Of course, such news is staple for mirth. But what gets lost amidst all the laughter is the ingenuity of institutions to resist demands for accountability and, in turn, adherence to the democratic ethos. For the dearly departed are not the ones standing in the way of transparency; it is the living that pose a far greater threat to veracity. Be it official data on the army of unemployed or rising poverty or the shocking death toll claimed by a virus that fattened itself equally on public complacency as well as on the ineptitude of the Central government, any fact that shows the ruling regime in poor light is spirited away from the public eye. The institutional burial of truth has also been accompanied by the exhumation of untruth. The prime minister denies incursions into Indian territory by China even though ground realities suggest otherwise; the slaying of India’s economy, especially its nebulous informal sector, at the hands of the spectre of demonetization is couched in the rhetoric of purging corruption; allegations of the weakening of key edifices that are the sentinels of an inclusive democracy are, similarly, denied. Unsurprisingly, India performed exceptionally poorly in Transparency International’s assessment in 2020, scoring just 40 out of 100.

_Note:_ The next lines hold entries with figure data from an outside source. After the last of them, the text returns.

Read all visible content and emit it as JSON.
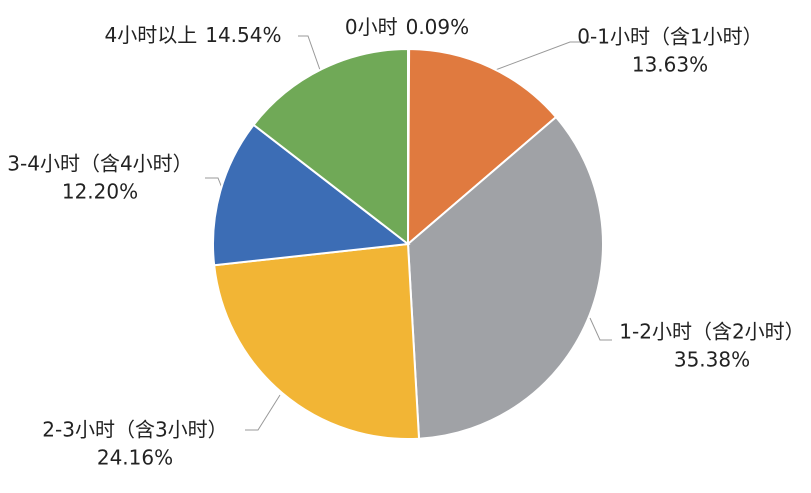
{
  "chart_data": {
    "type": "pie",
    "categories": [
      "0小时",
      "0-1小时（含1小时）",
      "1-2小时（含2小时）",
      "2-3小时（含3小时）",
      "3-4小时（含4小时）",
      "4小时以上"
    ],
    "values": [
      0.09,
      13.63,
      35.38,
      24.16,
      12.2,
      14.54
    ],
    "value_labels": [
      "0.09%",
      "13.63%",
      "35.38%",
      "24.16%",
      "12.20%",
      "14.54%"
    ],
    "colors": [
      "#5b9bd5",
      "#e07a3f",
      "#a0a2a6",
      "#f2b535",
      "#3c6db5",
      "#70a957"
    ]
  }
}
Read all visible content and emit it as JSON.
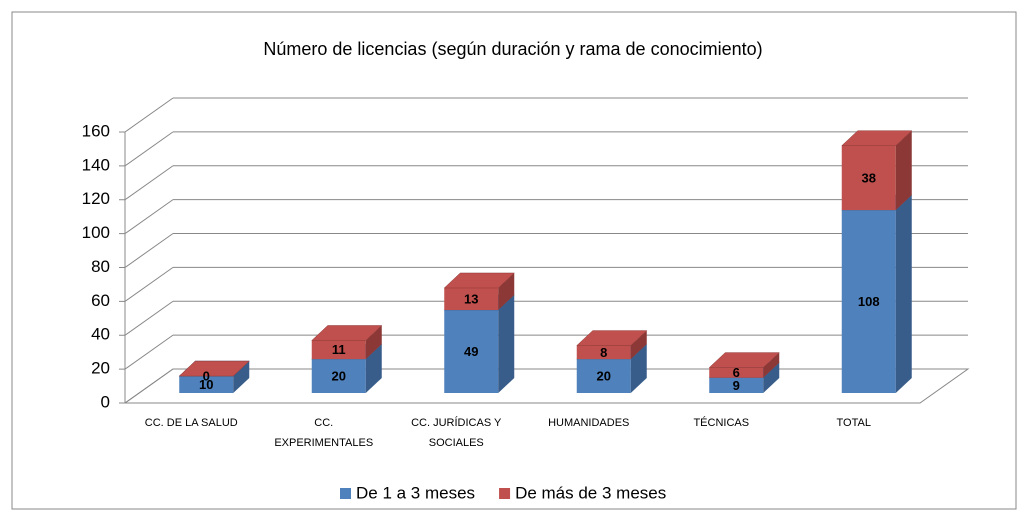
{
  "chart_data": {
    "type": "bar3d_stacked",
    "title": "Número de licencias (según duración y rama de conocimiento)",
    "categories": [
      "CC. DE LA SALUD",
      "CC. EXPERIMENTALES",
      "CC. JURÍDICAS Y SOCIALES",
      "HUMANIDADES",
      "TÉCNICAS",
      "TOTAL"
    ],
    "series": [
      {
        "name": "De 1 a 3 meses",
        "color": "#4f81bd",
        "side": "#385d8a",
        "values": [
          10,
          20,
          49,
          20,
          9,
          108
        ]
      },
      {
        "name": "De más de 3 meses",
        "color": "#c0504d",
        "side": "#8c3836",
        "values": [
          0,
          11,
          13,
          8,
          6,
          38
        ]
      }
    ],
    "ylim": [
      0,
      160
    ],
    "yticks": [
      0,
      20,
      40,
      60,
      80,
      100,
      120,
      140,
      160
    ],
    "grid": true,
    "legend": "bottom"
  }
}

The assault on the Right to Information Act needs to be read in this context. An amendment to the legislation has empowered the government to set the service conditions, including salaries, of information commissioners, effectively eroding their autonomy. Critical positions in the RTI hierarchy are allowed to lie vacant while attacks on and deaths of RTI activists remain unaddressed. What is particularly ironic about these transgressions is that this democracy has had a valorous tradition of independent agencies collating facts to resurrect ghosts from the past — independent investigations into the riots in Bombay after the demolition of the Babri Masjid made a significant contribution to prosecution and conviction. There is thus an urgent case to bolster independent fact-finding enterprises in order to reintroduce a degree of accountability in public life. Otherwise, truth will not have a ghost of a chance of survival.